Living abundantly has less to do with how much stuff you are surrounded by and more with finding clarity and contentment in your life, says Abundance Organizing, a Richmond-area business. According to the company, conditions such as ADHD, anxiety and depression can impact a person's ability to accomplish his goals, making an organized environment even more vital.

Make a Plan for the Big Items

If decluttering your home or business includes getting rid of large items, schedule a rental service like Next Day Dumpsters. Having a dumpster within in tossing range as you're ridding your basement and garage of items makes the process that much easier.

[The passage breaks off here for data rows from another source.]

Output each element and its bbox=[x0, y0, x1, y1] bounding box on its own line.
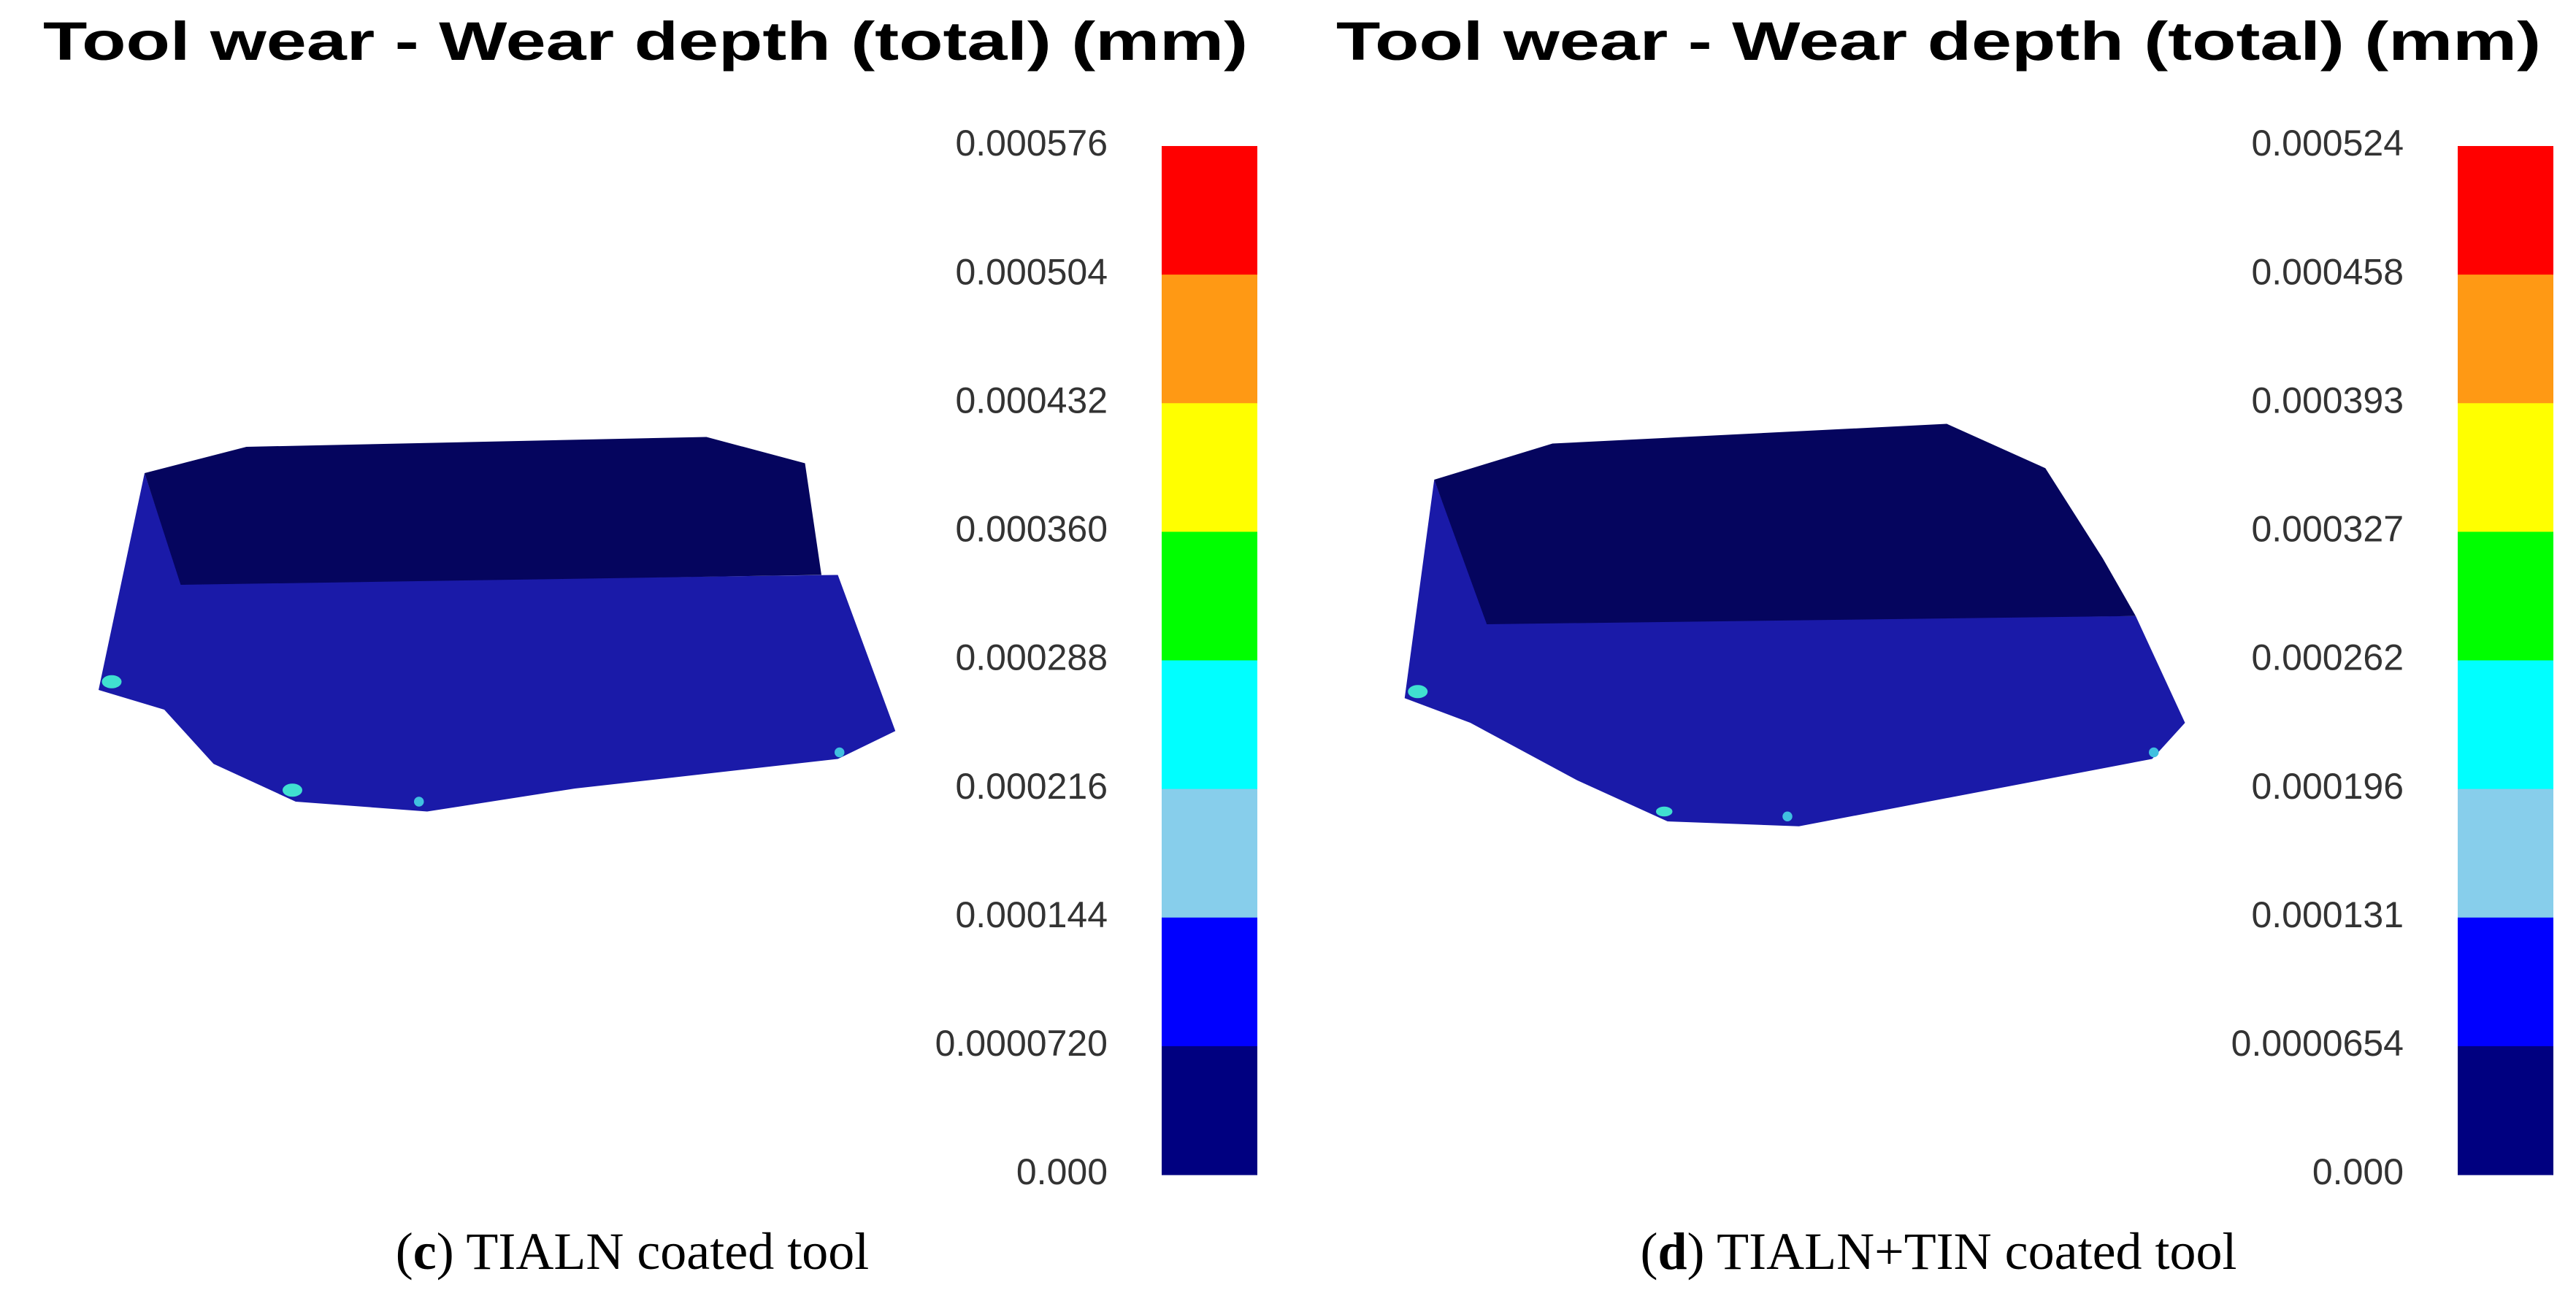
legend-label: 0.000327 bbox=[2251, 509, 2404, 550]
legend-swatch bbox=[1162, 146, 1257, 275]
legend-label: 0.000504 bbox=[955, 251, 1108, 292]
caption-part: ) TIALN coated tool bbox=[437, 1222, 870, 1281]
panel-title: Tool wear - Wear depth (total) (mm) bbox=[43, 11, 1248, 72]
wear-spot bbox=[2149, 747, 2159, 758]
caption-part: c bbox=[413, 1222, 437, 1281]
tool-side bbox=[1404, 480, 2185, 826]
legend-label: 0.000262 bbox=[2251, 637, 2404, 678]
legend-label: 0.000 bbox=[2312, 1151, 2404, 1192]
legend-label: 0.000131 bbox=[2251, 894, 2404, 935]
tool-side bbox=[99, 473, 896, 812]
wear-spot bbox=[1782, 811, 1793, 821]
legend-swatch bbox=[1162, 532, 1257, 661]
caption-part: ( bbox=[1640, 1222, 1657, 1281]
legend-label: 0.000196 bbox=[2251, 766, 2404, 807]
legend-label: 0.000393 bbox=[2251, 380, 2404, 421]
wear-spot bbox=[1656, 806, 1673, 817]
legend-label: 0.000216 bbox=[955, 766, 1108, 807]
legend-label: 0.000458 bbox=[2251, 251, 2404, 292]
caption-part: ) TIALN+TIN coated tool bbox=[1687, 1222, 2236, 1281]
legend-swatch bbox=[1162, 660, 1257, 790]
legend-swatch bbox=[2458, 660, 2553, 790]
tool-model bbox=[1404, 423, 2185, 826]
panel: Tool wear - Wear depth (total) (mm) 0.000… bbox=[43, 11, 1257, 1281]
legend-swatch bbox=[2458, 275, 2553, 404]
wear-spot bbox=[101, 675, 122, 688]
legend-label: 0.000 bbox=[1016, 1151, 1108, 1192]
legend-label: 0.000360 bbox=[955, 509, 1108, 550]
tool-top bbox=[1434, 423, 2136, 624]
legend-swatch bbox=[1162, 275, 1257, 404]
legend-swatch bbox=[2458, 1046, 2553, 1175]
legend-label: 0.000524 bbox=[2251, 123, 2404, 164]
legend-label: 0.000576 bbox=[955, 123, 1108, 164]
legend-label: 0.0000654 bbox=[2231, 1023, 2404, 1064]
legend-swatch bbox=[1162, 1046, 1257, 1175]
legend-swatch bbox=[2458, 146, 2553, 275]
caption: (c) TIALN coated tool bbox=[396, 1222, 869, 1281]
caption-part: d bbox=[1657, 1222, 1687, 1281]
caption: (d) TIALN+TIN coated tool bbox=[1640, 1222, 2236, 1281]
legend-label: 0.000288 bbox=[955, 637, 1108, 678]
legend-swatch bbox=[2458, 403, 2553, 532]
tool-model bbox=[99, 437, 896, 812]
legend-label: 0.000144 bbox=[955, 894, 1108, 935]
legend-label: 0.0000720 bbox=[935, 1023, 1108, 1064]
panel-title: Tool wear - Wear depth (total) (mm) bbox=[1336, 11, 2541, 72]
legend-swatch bbox=[1162, 403, 1257, 532]
wear-spot bbox=[414, 797, 424, 807]
legend-swatch bbox=[1162, 789, 1257, 918]
caption-part: ( bbox=[396, 1222, 413, 1281]
panel: Tool wear - Wear depth (total) (mm) 0.000… bbox=[1336, 11, 2553, 1281]
tool-models bbox=[99, 423, 2185, 826]
legend-swatch bbox=[2458, 532, 2553, 661]
legend-swatch bbox=[2458, 917, 2553, 1047]
wear-spot bbox=[835, 747, 845, 758]
tool-top bbox=[145, 437, 821, 585]
legend-swatch bbox=[1162, 917, 1257, 1047]
legend-swatch bbox=[2458, 789, 2553, 918]
wear-spot bbox=[1408, 685, 1428, 699]
wear-spot bbox=[283, 783, 302, 797]
legend-label: 0.000432 bbox=[955, 380, 1108, 421]
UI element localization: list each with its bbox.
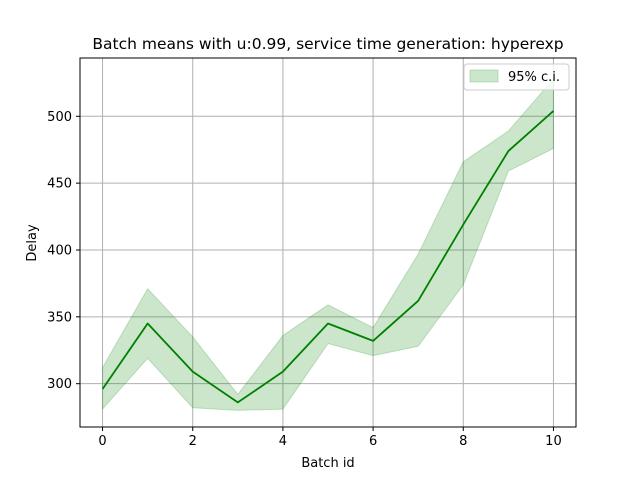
confidence-band	[102, 77, 554, 411]
confidence-band-area	[102, 77, 554, 411]
legend-label: 95% c.i.	[508, 70, 560, 85]
x-tick-label: 2	[189, 434, 197, 449]
legend: 95% c.i.	[463, 63, 570, 91]
series-line	[101, 110, 555, 404]
legend-swatch	[469, 69, 499, 83]
y-axis-label: Delay	[25, 224, 40, 262]
series-lines	[101, 110, 555, 404]
y-tick-label: 500	[47, 110, 72, 125]
x-tick-label: 4	[279, 434, 287, 449]
y-tick-label: 450	[47, 177, 72, 192]
x-axis-label: Batch id	[301, 456, 354, 471]
plot-frame	[79, 57, 577, 428]
y-tick-label: 350	[47, 310, 72, 325]
y-axis-ticks: 300 350 400 450 500	[47, 110, 80, 392]
y-tick-label: 400	[47, 243, 72, 258]
y-tick-label: 300	[47, 377, 72, 392]
chart-title: Batch means with u:0.99, service time ge…	[92, 35, 563, 53]
legend-frame	[463, 63, 570, 91]
x-tick-label: 8	[459, 434, 467, 449]
x-tick-label: 10	[545, 434, 562, 449]
grid	[80, 58, 576, 427]
x-tick-label: 6	[369, 434, 377, 449]
x-tick-label: 0	[98, 434, 106, 449]
x-axis-ticks: 0 2 4 6 8 10	[98, 427, 562, 449]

Make a list of all those items that still have life left in them, like furniture, electronics and kitchenware. Call your favorite charitable organization and schedule a pick-up. Just knowing that your old stuff will be of value to someone in need will give you peace of mind.

Don't Overwhelm Yourself

Decluttering your home—and your life—does not have to be accomplished in one day. In fact, it's the sheer volume of the job that causes so many people to procrastinate. Schedule time, whether it's 15 minutes a day or four hours each weekend, to work on the project. Cleaning out one drawer at a time may feel a like a drop in the bucket, but it moves you toward your goal and can reward you with a great sense of accomplishment.

The "One In, Two Out" Rule

Zen Habits recommends implementing a rule: Any time you bring an item into your home or workspace, you must throw or give away two other items. If it helps, start slow by throwing out things you know you don't need, like old receipts. Work your way up to larger items.

When the Clutter Is a Person

It is natural to want to hold on to what you know—including people who are familiar to you. There will be times in your life, though, when an unhealthy relationship becomes clutter in your life; a mess you have to work around. Psych Central suggests that you learn to make yourself a priority, even if it is a new concept to you. Find ways to be kind to yourself. If one of the ways to be kind is to cut someone out of your life, find the courage to do it. If you need help from someone you trust to make the break, ask them to back you up.